The man stopped at the doorway, didn’t say anything, but then he turned back. “Are you Russell?”
He nodded.
The man came to stand by him and looked at what Russell was drawing—a picture of the big buildings outside the windows. “You like art?”
Again Russell nodded.
“Good to know.” The man left and Russell wouldn’t have remembered it except that later his mother said the man was his father. And the next Sunday that Russell went to the office with his mother there was a big box full of art supplies there for him.
His mother said, “Your father is a very generous man.”
For years afterward Russell had kind thoughts about his father. It wasn’t until he was about nine that he began to be aware of what other people’s parents were like and what they did for their children.
Russell couldn’t afford to be angry at his mother, as she was all he had. And his mother said they owed his father “e
verything,” so he didn’t dare aim his animosity at him. Instead, Russell took his anger out on his brother, the boy he’d never seen, the boy who had everything, including a mother who stayed at home all the time. And Russell never forgot that their father lived with him.
Russell went to the same college his brother went to, but by then his mind-set was different. He didn’t study law. After school he traveled some, returned to the U.S., and studied some more. But he’d never been able to settle anywhere for long. Maybe it was the demons that raged inside him that made settling impossible.
When his mother had called recently and asked him to help Travis, Russell had said no. He’d even laughed. Help a brother who had never contacted him? In Russell’s mind it was up to the older brother to make the first move.
That’s when his mother told him that Travis didn’t know he had a brother. That had been such a shock to Russell that he’d agreed to sweet-talk some girl enough to find out information from her.
But when Russell was finally able to meet Travis, every bit of the anger he’d felt as a child came forward. He’d expected a spoiled, know-it-all jerk, but what he’d found was a man who made an omelet for him.
Since that first day the two of them had been nearly inseparable. But in spite of their ease together, Russell still felt the anger inside him. He’d liked besting Travis in negotiating the contract with Kim’s greedy boyfriend. He’d even liked riding around with his brother. And later, when Kim told Travis off, Russell didn’t think he’d ever enjoyed anything so much in his life.
But still . . . What had been difficult for him was seeing the way Kim and Travis loved each other.

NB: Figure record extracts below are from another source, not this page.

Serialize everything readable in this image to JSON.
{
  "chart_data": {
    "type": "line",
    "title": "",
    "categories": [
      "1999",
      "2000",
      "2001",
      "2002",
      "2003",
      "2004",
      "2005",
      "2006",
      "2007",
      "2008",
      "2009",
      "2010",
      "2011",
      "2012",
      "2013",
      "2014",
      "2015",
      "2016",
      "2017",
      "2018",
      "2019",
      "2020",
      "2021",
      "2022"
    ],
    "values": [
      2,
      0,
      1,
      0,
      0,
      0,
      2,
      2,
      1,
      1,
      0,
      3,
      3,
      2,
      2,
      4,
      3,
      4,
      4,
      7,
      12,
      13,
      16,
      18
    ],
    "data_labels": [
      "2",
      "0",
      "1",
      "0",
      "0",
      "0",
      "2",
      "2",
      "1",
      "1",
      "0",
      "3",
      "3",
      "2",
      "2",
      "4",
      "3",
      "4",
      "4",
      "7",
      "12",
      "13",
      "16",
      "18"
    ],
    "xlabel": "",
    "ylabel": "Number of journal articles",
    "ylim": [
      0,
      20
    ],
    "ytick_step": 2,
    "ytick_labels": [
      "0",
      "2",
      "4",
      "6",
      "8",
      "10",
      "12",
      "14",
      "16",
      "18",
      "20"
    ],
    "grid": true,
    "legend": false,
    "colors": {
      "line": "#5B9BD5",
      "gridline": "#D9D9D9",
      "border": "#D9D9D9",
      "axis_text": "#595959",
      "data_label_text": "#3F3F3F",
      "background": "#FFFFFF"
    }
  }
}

While it was true that they fought, it was easy to see that underneath it all they belonged together.
On the drive from Virginia to Maryland, Travis, nervous and upset, had told him how he and Kim had met as kids, and how she’d changed his life. For the first time Russell heard the full story of how Travis’s life hadn’t been the glorious adventure that Russell had always assumed it was.
This morning at the breakfast table had been all that Russell could bear. “Domestic bliss” was written all over the faces of Kim and Travis. And this afternoon Randall Maxwell was throwing a picnic, no doubt in honor of his eldest, number one son.
Russell was thinking so hard that when the car in front of him suddenly stopped he had to slam on the brakes. When he did, the blue velvet box Travis had handed him yesterday slid forward.
“Kim doesn’t want them,” Travis had said yesterday when he’d called Russ to his room. “Get rid of them.”
Russell refrained from pointing out how much the rings cost. Nor did he snap that he wasn’t Travis’s servant. Russell knew this was brotherly bossiness and not business, so he shoved the box of rings under the seat of the Jeep, intending to give them to his mother to deal with.
Russell turned down the road to the Old Mill. He’d found out—or his mother’s relatives had—that a descendant of James Hanleigh, Dr. Tristan Janes’s first illegitimate child, still lived in Janes Creek. “She’s a widow,” he was told, and he envisioned a gray-haired woman with a bun at the back of her neck. No wonder she couldn’t afford to renovate the old stone mill.